This morning I was at the technical media briefing for the Environmental Assessment Terms of Reference report for the Gardiner Expressway that will be tabled with the City’s executive committee tomorrow and the City Council on July 6/7. The draft outlines what exactly the environmental assessment will be studying, the methods it will be using as well as its project goals.
I’ve summarized the five goals outlined in the draft:
1. Revitalize the Waterfront – includes urban design excellence, increase tourism, make new amenities for both regional and local users, and approach the project as “an opportunity for City-building” in a global context
2. Reconnect the City with the Lake – create visual, physical and cognitive connections, design attractive public realm, connect downtown and new waterfront communities
3. Balance Modes of Travel – incorporate the likely modal shifts that will occur in transit in the coming decades
4. Achieve Sustainability – among other things, promote social engagement/interaction, integrate ecology and natural systems with urbanism, contribute to the improvement of public health including air quality
5, Create Value – using revitalization as a catalyst for investment and good development that “maximize net economic and environmental benefits”
Four broad alternatives will be studied in regards to the Gardiner Expressway:
1. “Do Nothing” – which, despite the sound of the title, entails $50 million over ten years in maintenance and upkeep
2. Improve – modify the Gardiner as well as Lake Shore Boulevard with “architecturally significant ‘wrapper’ around the structure,” possible relocation of some supports and on-ramps, etc
3. Replace – this includes potentially turning Lake Shore Boulevard into some sort of a hybrid street, possibly burying the tunnel or building a new elevated expressway above the rail corridor
4. Remove – expressway eliminated and replaced with a “lower-capacity, lower-speed facility” that would reconfigure Lake Shore Boulevard into a “grand street”
Waterfront Toronto has already publicly recommended pulling down the Gardiner, so the other three alternatives are in place to help make the EA more fair and unbiased. What’s nice about this EA, despite its unsurprisingly lengthy timeline, is that it includes an Urban Design component, where a master plan of potential land development layouts and the designs of 30% of created public spaces will be encorporated into the EA.

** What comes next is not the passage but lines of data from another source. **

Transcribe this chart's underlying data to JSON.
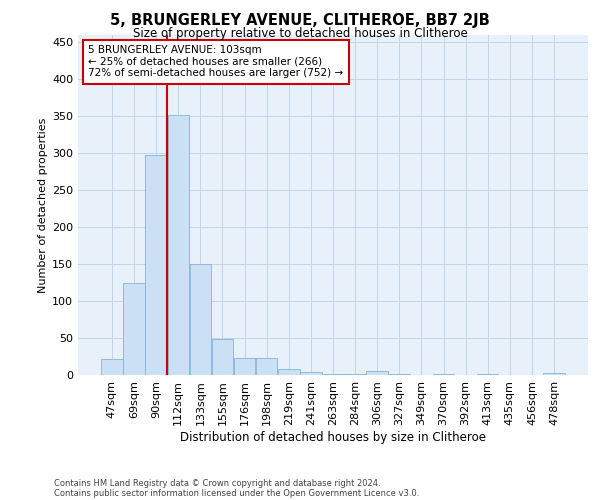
{
  "title": "5, BRUNGERLEY AVENUE, CLITHEROE, BB7 2JB",
  "subtitle": "Size of property relative to detached houses in Clitheroe",
  "xlabel": "Distribution of detached houses by size in Clitheroe",
  "ylabel": "Number of detached properties",
  "bar_labels": [
    "47sqm",
    "69sqm",
    "90sqm",
    "112sqm",
    "133sqm",
    "155sqm",
    "176sqm",
    "198sqm",
    "219sqm",
    "241sqm",
    "263sqm",
    "284sqm",
    "306sqm",
    "327sqm",
    "349sqm",
    "370sqm",
    "392sqm",
    "413sqm",
    "435sqm",
    "456sqm",
    "478sqm"
  ],
  "bar_values": [
    22,
    125,
    297,
    352,
    150,
    49,
    23,
    23,
    8,
    4,
    1,
    1,
    5,
    1,
    0,
    1,
    0,
    1,
    0,
    0,
    3
  ],
  "bar_color": "#cce0f5",
  "bar_edge_color": "#85b4d9",
  "grid_color": "#c0d4ea",
  "bg_color": "#e8f0fa",
  "vline_color": "#cc0000",
  "vline_x_index": 3,
  "annotation_text": "5 BRUNGERLEY AVENUE: 103sqm\n← 25% of detached houses are smaller (266)\n72% of semi-detached houses are larger (752) →",
  "annotation_box_facecolor": "#ffffff",
  "annotation_box_edgecolor": "#cc0000",
  "footer1": "Contains HM Land Registry data © Crown copyright and database right 2024.",
  "footer2": "Contains public sector information licensed under the Open Government Licence v3.0.",
  "ylim": [
    0,
    460
  ],
  "yticks": [
    0,
    50,
    100,
    150,
    200,
    250,
    300,
    350,
    400,
    450
  ],
  "title_fontsize": 10.5,
  "subtitle_fontsize": 8.5,
  "xlabel_fontsize": 8.5,
  "ylabel_fontsize": 8,
  "tick_fontsize": 8,
  "annotation_fontsize": 7.5,
  "footer_fontsize": 6
}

This means that upon completion in October 2011, there will be several alternative blueprints ready at hand to be used. Having such alternatives ready and incorporated into the EA process might help to make better use of the 3 years and $8 million worth of research that EA will turn up.
The biggest stumbling block the EA could encounter would be a change in political leadership. If there is radical shift in City Hall in the next three years, the EA could be discontinued before its study is completed. This could potentially stop all the momentum that is buildign in the waterfront revitalization project dead in its tracks.